Recently we rolled out a option for their PCI compliancy that requires a separate removable drive to store a private encryption key. Customers that use this option have to leave a usb drive with a .dat file containing the RSA key at all times. Currently this presents an issue when customers reboot. Sometimes we can walk them through over the phone how to change their bios settings to skip the USB drive, but in many circumstances we cannot, because of the caller and the other end of the phone not being tech savvy enough to change bios settings, and different PC's having different BIOS setups.

So my question is, is there any kind of ini file I can create or boot record on the disk itself than can be added or changed to cause the system to see that there is no OS on the USB, keep going down the list of boot drives. Instead, with no OS many PC's hang on Missing OS screen until we have customer remove drive reboot and plug back in after Windows starts to load. All PC's are Windows, all XP or newer.


Solution

  • You're talking about manipulating BIOS Setup data. Unfortunately there is no industry-standard for computers to manipulate Setup fields, like the boot sequence, so any solution is likely to be vendor-specific.

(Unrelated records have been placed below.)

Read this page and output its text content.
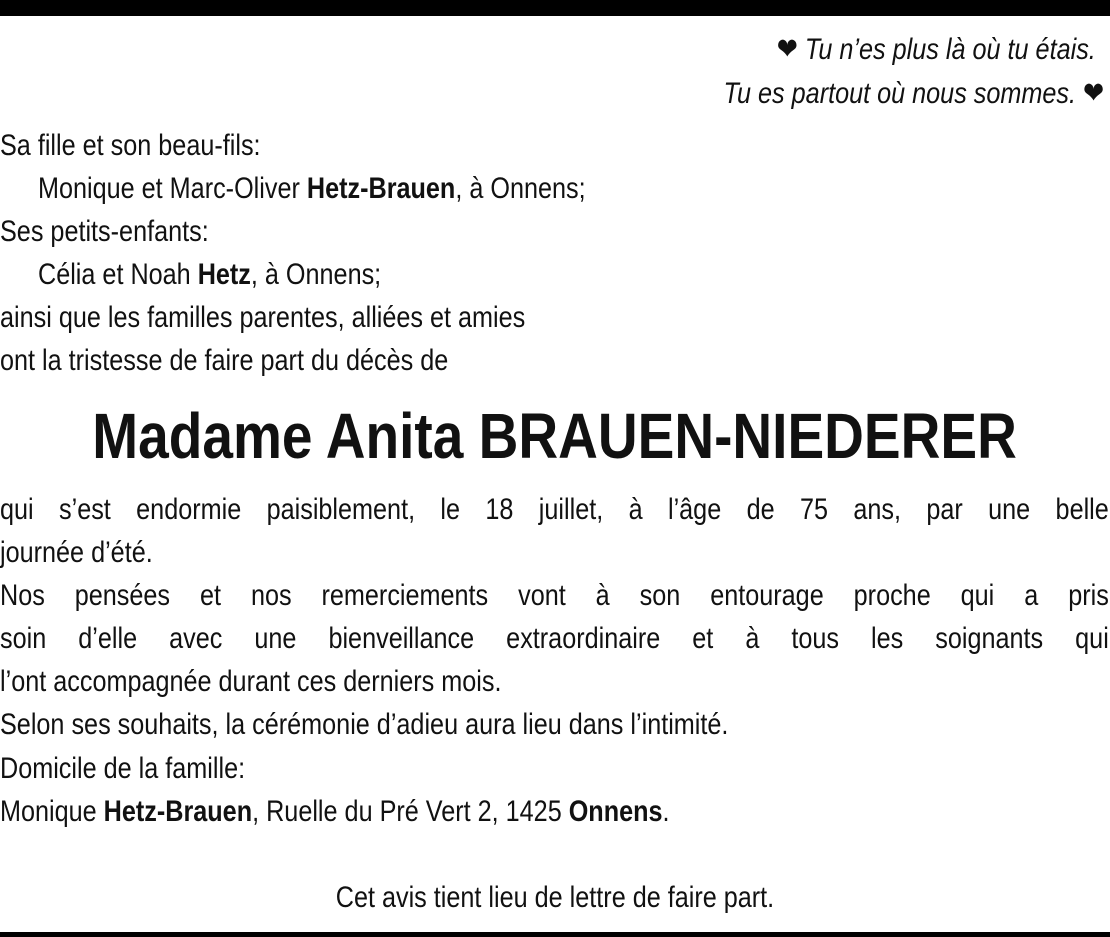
❤ Tu n’es plus là où tu étais.
Tu es partout où nous sommes. ❤
Sa fille et son beau-fils:
Monique et Marc-Oliver Hetz-Brauen, à Onnens;
Ses petits-enfants:
Célia et Noah Hetz, à Onnens;
ainsi que les familles parentes, alliées et amies
ont la tristesse de faire part du décès de
Madame Anita BRAUEN-NIEDERER
qui s’est endormie paisiblement, le 18 juillet, à l’âge de 75 ans, par une belle
journée d’été.
Nos pensées et nos remerciements vont à son entourage proche qui a pris
soin d’elle avec une bienveillance extraordinaire et à tous les soignants qui
l’ont accompagnée durant ces derniers mois.
Selon ses souhaits, la cérémonie d’adieu aura lieu dans l’intimité.
Domicile de la famille:
Monique Hetz-Brauen, Ruelle du Pré Vert 2, 1425 Onnens.
Cet avis tient lieu de lettre de faire part.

    An example: Dell Inc. provides customers OpenManage Client Instrumentation (OMCI) that allows admins to remotely change settings, like boot sequence, via standard interfaces like CIM/WMI. See this whitepaper: http://www.dell.com/downloads/global/solutions/omci_info.pdf

    Especially:

    OMCI is the Dell instrumentation package that enables OptiPlex™, Dell Precision™, and Latitude™ systems to be managed remotely. OMCI contains the underlying driver set that collects system information from a number of different sources on the client computer, including the BIOS, CMOS, System Management BIOS (SMBIOS), System Management Interface (SMI), operating system, APIs, DLLs, and registry settings. OMCI exposes that information through the CIMOM interface of the WMI stack. Thus, OMCI enables IT administrators to remotely collect asset information, modify CMOS settings, ...

    OMCI is specific to the Dell BIOS, so it won't work with other vendors' machines. Other enterprise hardware vendors (e.g. HP, IBM) provide similar software. If you can live with a vendor-specific solution, this may work for you.